Einleitend legen die „Coloniacs“ in dem Text dar, was Freundschaft grundsätzlich für sie bedeutet - und dass sie die Kurve behutsam mit bestehenden Fan-Freundschaften vertraut machen. „Freundschaft [ist] etwas Besonderes. Ein unschätzbar hohes Gut, das durch Taten und nicht durch Worte gepflegt wird. [...] Es wird darauf geachtet, dass sich andere FC-Fans nicht überrumpelt fühlen durch die Anwesenheit unserer Freunde.“ Genannt werden im Text in diesem Zusammenhang die Städte Paris und Florenz.

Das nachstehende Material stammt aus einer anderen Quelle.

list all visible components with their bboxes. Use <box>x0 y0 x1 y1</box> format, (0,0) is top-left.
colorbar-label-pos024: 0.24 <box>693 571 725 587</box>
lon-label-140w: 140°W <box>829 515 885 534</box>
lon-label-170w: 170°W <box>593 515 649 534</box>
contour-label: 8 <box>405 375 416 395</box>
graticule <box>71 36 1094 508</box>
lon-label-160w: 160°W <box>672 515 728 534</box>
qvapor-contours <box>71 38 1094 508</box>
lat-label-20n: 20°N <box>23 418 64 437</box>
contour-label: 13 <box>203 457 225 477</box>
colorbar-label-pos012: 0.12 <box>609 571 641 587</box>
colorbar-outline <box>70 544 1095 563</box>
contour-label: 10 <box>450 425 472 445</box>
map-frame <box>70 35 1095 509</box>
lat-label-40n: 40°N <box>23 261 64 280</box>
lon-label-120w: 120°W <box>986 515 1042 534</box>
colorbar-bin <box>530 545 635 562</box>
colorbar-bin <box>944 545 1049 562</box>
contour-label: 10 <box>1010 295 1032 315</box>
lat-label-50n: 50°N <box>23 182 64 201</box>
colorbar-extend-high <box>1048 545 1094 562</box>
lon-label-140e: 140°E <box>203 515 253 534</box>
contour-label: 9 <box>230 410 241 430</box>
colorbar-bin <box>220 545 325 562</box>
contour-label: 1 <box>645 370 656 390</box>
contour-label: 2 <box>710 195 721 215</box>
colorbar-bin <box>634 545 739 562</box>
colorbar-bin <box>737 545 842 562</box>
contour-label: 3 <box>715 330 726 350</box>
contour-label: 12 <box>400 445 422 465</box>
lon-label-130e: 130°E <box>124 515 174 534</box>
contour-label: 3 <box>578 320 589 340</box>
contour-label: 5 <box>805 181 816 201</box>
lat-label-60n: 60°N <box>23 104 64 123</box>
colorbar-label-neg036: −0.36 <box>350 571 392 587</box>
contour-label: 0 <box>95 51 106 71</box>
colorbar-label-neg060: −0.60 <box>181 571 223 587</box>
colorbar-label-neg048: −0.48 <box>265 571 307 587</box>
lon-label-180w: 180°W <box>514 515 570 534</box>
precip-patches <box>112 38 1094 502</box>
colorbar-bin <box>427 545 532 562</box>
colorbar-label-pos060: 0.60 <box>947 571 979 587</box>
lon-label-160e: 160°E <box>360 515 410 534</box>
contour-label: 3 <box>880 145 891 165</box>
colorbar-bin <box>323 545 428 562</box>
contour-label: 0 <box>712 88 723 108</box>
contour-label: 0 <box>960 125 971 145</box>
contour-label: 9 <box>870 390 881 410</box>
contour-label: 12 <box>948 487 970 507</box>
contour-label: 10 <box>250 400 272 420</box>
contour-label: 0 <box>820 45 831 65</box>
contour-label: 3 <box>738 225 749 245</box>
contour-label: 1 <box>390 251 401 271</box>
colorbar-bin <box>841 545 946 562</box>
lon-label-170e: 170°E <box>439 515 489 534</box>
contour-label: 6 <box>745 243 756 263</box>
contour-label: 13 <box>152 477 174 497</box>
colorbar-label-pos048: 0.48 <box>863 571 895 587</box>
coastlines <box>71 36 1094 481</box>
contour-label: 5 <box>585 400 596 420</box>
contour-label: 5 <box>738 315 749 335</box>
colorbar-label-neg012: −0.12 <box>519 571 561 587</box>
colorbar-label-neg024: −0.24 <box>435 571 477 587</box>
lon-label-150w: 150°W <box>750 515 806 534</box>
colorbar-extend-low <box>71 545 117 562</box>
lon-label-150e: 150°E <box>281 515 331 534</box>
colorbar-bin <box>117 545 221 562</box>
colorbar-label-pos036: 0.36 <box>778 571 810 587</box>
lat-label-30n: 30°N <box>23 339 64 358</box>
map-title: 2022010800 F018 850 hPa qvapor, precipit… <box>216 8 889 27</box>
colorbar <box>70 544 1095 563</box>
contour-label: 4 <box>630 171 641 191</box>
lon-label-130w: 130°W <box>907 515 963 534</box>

Weiter heißt es: „Seit Jahren klären wir aktiv über diese Freundschaften auf. Etliche Besuche und Reisen dokumentieren diese. Es ist einfach ein Niveau erreicht worden, auf dem diese Freundschaft offen im Stadion gelebt werden kann.“

Vor diesem Hintergrund langjährig aufgebauter Freundschaften stören sich die „Coloniacs“ nun daran, dass in letzter Zeit vermehrt Fan-Utensilien des Revierclubs Borussia Dortmund im Müngersdorfer Stadion zu sehen waren - als Sympathiebekundung für den BVB, teils sogar in der Südkurve, dem Heiligtum des FC.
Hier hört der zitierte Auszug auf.